Many of the survivors who spoke to the Irish Research Council-supported Magdalene Oral History Project had been incarcerated in Industrial Schools as children. These survivors describe how, as frightened young girls, they were transferred from the Industrial Schools into Magdalene Laundries. In 2018, JFMR was instrumental in organising the Dublin Honours Magdalenes (DHM) event. Many of the survivors who participated in the DHM Listening Exercise had also been confined in Industrial Schools, and they relayed the same experience. Because of their own experiences, many Magdalene survivors are very concerned about what happens to children and teenagers in the State’s care system today. This is another reason why having an archive of different institutions’ records is important: it helps us to understand the past, and it also helps us to recognise how the same things might be happening today. Learning important lessons for the past can help ensure we never repeat or tolerate the same treatment to vulnerable populations today (e.g., families in the Direction Provision system, children in Foster Care, young people leaving State care, etc.).

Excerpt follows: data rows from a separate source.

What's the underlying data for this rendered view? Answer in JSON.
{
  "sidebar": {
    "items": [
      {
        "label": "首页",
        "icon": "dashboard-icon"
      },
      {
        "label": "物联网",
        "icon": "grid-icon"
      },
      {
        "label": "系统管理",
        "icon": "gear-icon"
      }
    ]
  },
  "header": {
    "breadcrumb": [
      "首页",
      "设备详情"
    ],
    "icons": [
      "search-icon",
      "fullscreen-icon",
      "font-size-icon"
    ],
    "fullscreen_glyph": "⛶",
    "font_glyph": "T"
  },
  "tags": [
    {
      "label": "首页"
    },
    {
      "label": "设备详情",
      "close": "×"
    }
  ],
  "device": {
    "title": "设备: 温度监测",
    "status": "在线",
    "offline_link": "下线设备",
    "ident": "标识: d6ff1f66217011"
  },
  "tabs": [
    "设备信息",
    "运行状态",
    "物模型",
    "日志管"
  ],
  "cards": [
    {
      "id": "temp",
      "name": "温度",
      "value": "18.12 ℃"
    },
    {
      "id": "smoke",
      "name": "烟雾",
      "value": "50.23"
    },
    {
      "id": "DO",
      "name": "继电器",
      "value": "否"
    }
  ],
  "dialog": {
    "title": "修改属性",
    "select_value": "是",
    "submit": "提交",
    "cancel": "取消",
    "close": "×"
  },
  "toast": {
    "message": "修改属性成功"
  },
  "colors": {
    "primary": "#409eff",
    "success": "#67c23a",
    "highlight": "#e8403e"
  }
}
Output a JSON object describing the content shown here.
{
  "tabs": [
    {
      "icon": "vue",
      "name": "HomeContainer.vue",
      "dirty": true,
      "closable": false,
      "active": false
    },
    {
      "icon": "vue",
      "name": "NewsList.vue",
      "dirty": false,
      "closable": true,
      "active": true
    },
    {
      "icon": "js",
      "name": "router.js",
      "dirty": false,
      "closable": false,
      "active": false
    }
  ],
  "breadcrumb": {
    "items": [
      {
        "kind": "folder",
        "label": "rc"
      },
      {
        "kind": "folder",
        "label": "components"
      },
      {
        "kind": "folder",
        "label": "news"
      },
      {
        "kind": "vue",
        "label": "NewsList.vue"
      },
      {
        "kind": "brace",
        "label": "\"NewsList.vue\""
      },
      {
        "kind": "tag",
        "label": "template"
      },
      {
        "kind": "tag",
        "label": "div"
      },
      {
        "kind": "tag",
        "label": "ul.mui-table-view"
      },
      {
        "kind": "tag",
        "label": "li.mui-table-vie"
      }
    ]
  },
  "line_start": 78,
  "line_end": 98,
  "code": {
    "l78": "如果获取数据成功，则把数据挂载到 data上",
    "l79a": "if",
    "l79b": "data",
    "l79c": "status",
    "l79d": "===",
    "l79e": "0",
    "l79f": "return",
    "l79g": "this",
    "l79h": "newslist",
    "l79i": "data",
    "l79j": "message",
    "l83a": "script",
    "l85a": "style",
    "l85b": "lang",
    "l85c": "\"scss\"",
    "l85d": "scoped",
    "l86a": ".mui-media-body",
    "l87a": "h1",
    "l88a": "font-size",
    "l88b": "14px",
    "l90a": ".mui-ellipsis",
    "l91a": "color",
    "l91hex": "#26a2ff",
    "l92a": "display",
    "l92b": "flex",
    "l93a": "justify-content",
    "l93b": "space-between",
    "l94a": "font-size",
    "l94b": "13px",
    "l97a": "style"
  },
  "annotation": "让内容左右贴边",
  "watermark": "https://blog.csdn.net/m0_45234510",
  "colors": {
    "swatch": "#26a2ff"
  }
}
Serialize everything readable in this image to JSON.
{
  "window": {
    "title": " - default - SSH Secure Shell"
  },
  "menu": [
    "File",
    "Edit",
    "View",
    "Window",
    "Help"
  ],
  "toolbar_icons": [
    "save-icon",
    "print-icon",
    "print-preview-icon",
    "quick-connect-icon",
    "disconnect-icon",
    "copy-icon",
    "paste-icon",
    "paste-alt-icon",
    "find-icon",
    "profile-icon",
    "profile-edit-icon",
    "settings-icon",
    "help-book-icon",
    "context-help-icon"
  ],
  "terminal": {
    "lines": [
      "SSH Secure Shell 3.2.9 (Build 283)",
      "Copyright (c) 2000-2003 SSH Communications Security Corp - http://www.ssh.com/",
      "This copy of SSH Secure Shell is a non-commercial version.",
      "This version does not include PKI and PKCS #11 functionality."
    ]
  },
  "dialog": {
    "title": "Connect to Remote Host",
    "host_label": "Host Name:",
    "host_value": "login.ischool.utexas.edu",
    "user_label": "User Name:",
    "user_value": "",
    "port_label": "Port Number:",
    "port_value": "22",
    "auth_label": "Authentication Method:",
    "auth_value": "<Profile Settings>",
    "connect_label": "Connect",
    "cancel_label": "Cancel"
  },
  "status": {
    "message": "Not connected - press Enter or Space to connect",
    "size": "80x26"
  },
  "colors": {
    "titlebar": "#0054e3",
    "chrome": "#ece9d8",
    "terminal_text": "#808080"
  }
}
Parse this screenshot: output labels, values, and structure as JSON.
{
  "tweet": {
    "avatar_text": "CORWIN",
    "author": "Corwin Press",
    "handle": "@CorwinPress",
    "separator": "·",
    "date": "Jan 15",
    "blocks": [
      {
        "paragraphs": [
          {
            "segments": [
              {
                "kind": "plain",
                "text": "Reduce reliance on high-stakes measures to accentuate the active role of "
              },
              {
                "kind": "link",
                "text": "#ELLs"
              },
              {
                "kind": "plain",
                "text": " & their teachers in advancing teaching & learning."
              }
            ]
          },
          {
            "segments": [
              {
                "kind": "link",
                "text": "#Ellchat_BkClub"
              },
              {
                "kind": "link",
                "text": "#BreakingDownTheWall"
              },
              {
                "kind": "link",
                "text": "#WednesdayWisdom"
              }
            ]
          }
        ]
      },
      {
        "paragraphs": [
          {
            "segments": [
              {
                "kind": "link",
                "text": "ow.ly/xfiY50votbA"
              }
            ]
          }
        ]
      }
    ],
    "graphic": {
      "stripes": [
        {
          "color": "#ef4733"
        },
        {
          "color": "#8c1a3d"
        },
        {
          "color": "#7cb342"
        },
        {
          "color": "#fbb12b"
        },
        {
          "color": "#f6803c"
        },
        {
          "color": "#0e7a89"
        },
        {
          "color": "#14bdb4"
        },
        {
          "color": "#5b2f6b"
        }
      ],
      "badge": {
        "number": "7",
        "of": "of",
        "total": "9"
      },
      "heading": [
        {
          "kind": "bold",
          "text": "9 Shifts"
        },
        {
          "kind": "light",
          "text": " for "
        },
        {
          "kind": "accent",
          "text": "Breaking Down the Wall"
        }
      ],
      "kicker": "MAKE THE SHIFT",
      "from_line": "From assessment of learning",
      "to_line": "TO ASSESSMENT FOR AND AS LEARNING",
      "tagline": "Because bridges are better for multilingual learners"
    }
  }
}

JFMR was instrumental in securing a State apology and a Magdalene Restorative Justice scheme in 2013 and since then we have lobbied for greater inclusion and fairness in the administration of the scheme.
In 2019 JFMR organised the successful email campaign that stopped the State from passing the Retention of Records Bill, 2019 which proposed to seal the archive of the Commission to Inquire into Child Abuse (aka the Laffoy/Ryan Commission) and the archive of the RIRB for 75 years.
JFMR has also drafted legislation to allow all survivors access to the HAA health card and to lift the ‘gagging order’ against those who went before the RIRB and it continues to lobby on this issue.
JFMR continues to take cases to the UN to represent survivors (such as Elizabeth Coppin who is a survivor of an industrial school as well as Magdalene institutions.)
Along with Adoption Rights Alliance, JFMR co-organised the CLANN project which has compiled a report based on testimony provided by adopted people and natural parents with strong recommendations to Government in advance of the Mother and Baby Homes Commission report.